SALT LAKE CITY -- Lawmakers redrawing Utah's congressional and legislative boundaries are sifting through more than 200 maps submitted by state residents through an online mapping tool, looking for ideas and trends that will shape their final redistricting proposal.
The redistricting committee's meeting Friday at the state Capitol is the start of a month-long process to formally develop the election boundaries that will be in place for the next decade.
The online mapping tool has been an important way for committee members to gauge public opinions and to encourage participation in what is a very complex process, said committee co-chairman Sen. Ralph Okerlund, R-Monroe.
"It's given people a good understanding of the process and the concept of one person, one vote," Okerlund said. "They understand population really drives the maps."
Although it's doubtful any one map submitted through the redistricting website will be used for the final proposal, members will likely retain elements of many maps, Okerlund said. A final map will be given to the full Legislature by the committee for approval later this year. It will define the boundaries for districts until the next Census.
Drawing a map is a very time-consuming and challenging process, even if it's just the four congressional districts. Kelli Lundgren, the co-chair of Represent Me Utah, said it took her nearly 12 hours to draw a map that has one congressional district centered on the urban, and generally more liberal, Salt Lake City area.
That proposal is commonly called the "doughnut hole," and polls have shown that a majority of Utah residents prefer to have at least one district that is mostly urban. Currently, Utah's three congressional districts -- the state gained one district because of population growth in the 2010 Census -- divide Salt Lake City and have both urban and rural voters.
Lundgren said how much weight lawmakers give to her proposal, and other maps with a similar design, is the primary gauge for many people about the value of the online mapping tool and statewide public hearings the committee held earlier this year. The fear, however, is that the committee will draw maps that protect incumbents and create more safe Republican districts in a state already dominated by the GOP.

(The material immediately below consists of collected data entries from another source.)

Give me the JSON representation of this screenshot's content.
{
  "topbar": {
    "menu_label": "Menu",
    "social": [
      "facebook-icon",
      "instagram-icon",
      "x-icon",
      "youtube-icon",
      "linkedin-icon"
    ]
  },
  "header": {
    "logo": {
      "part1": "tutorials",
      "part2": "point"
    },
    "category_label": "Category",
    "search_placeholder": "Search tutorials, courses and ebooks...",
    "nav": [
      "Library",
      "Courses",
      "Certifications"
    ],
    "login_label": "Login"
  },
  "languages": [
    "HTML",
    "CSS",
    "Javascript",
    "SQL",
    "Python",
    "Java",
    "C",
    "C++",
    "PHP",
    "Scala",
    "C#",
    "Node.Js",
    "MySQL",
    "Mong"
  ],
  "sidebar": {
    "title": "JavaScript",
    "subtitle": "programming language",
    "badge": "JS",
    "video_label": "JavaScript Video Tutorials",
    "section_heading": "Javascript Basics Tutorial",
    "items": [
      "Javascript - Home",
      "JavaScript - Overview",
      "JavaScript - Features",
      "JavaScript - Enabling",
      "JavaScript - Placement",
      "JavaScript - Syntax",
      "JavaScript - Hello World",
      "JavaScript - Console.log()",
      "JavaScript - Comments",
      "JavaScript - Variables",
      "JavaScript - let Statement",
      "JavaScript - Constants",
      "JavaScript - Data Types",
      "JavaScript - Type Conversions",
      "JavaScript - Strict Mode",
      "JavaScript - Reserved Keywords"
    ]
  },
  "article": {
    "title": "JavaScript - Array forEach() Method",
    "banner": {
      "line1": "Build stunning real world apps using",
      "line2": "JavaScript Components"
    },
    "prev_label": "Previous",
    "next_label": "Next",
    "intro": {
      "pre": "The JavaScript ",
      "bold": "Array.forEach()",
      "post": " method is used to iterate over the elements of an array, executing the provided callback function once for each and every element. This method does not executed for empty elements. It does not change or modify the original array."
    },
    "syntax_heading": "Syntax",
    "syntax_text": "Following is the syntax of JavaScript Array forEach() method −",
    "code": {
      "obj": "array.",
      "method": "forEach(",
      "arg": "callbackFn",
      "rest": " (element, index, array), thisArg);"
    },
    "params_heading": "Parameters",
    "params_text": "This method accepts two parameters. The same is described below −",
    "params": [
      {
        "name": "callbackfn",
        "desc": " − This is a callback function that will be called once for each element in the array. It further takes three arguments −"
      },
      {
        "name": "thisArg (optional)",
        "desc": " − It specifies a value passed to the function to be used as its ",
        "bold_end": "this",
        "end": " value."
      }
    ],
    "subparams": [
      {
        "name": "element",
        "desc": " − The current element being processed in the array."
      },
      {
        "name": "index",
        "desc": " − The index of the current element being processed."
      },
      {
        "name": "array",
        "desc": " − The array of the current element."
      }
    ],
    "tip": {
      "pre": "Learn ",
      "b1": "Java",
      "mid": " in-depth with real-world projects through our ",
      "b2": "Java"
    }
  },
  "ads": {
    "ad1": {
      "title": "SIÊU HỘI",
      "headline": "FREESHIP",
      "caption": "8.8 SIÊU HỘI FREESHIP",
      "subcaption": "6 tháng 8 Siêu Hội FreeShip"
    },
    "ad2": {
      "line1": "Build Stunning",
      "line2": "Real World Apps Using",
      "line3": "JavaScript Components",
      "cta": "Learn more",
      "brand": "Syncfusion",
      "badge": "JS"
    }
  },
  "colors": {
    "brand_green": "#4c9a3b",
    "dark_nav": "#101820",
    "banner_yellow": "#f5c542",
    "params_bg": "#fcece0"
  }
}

"We're trying to make it somewhat fair for those who aren't in the super-majority," Lundgren said.
Currently, Utah's redistricting is handled by legislators. But the Utah Citizen's Counsel, which submitted congressional and state Senate maps, has been pushing for a non-partisan committee to draw the boundaries.
Their maps are meant to serve as proof that the process can be done in an apolitical way, co-chair Dee Rowland said.
"We haven't looked at anyone's residential address or election data," Rowland said. "We don't know how, for example, our legislative maps affect incumbents or parties."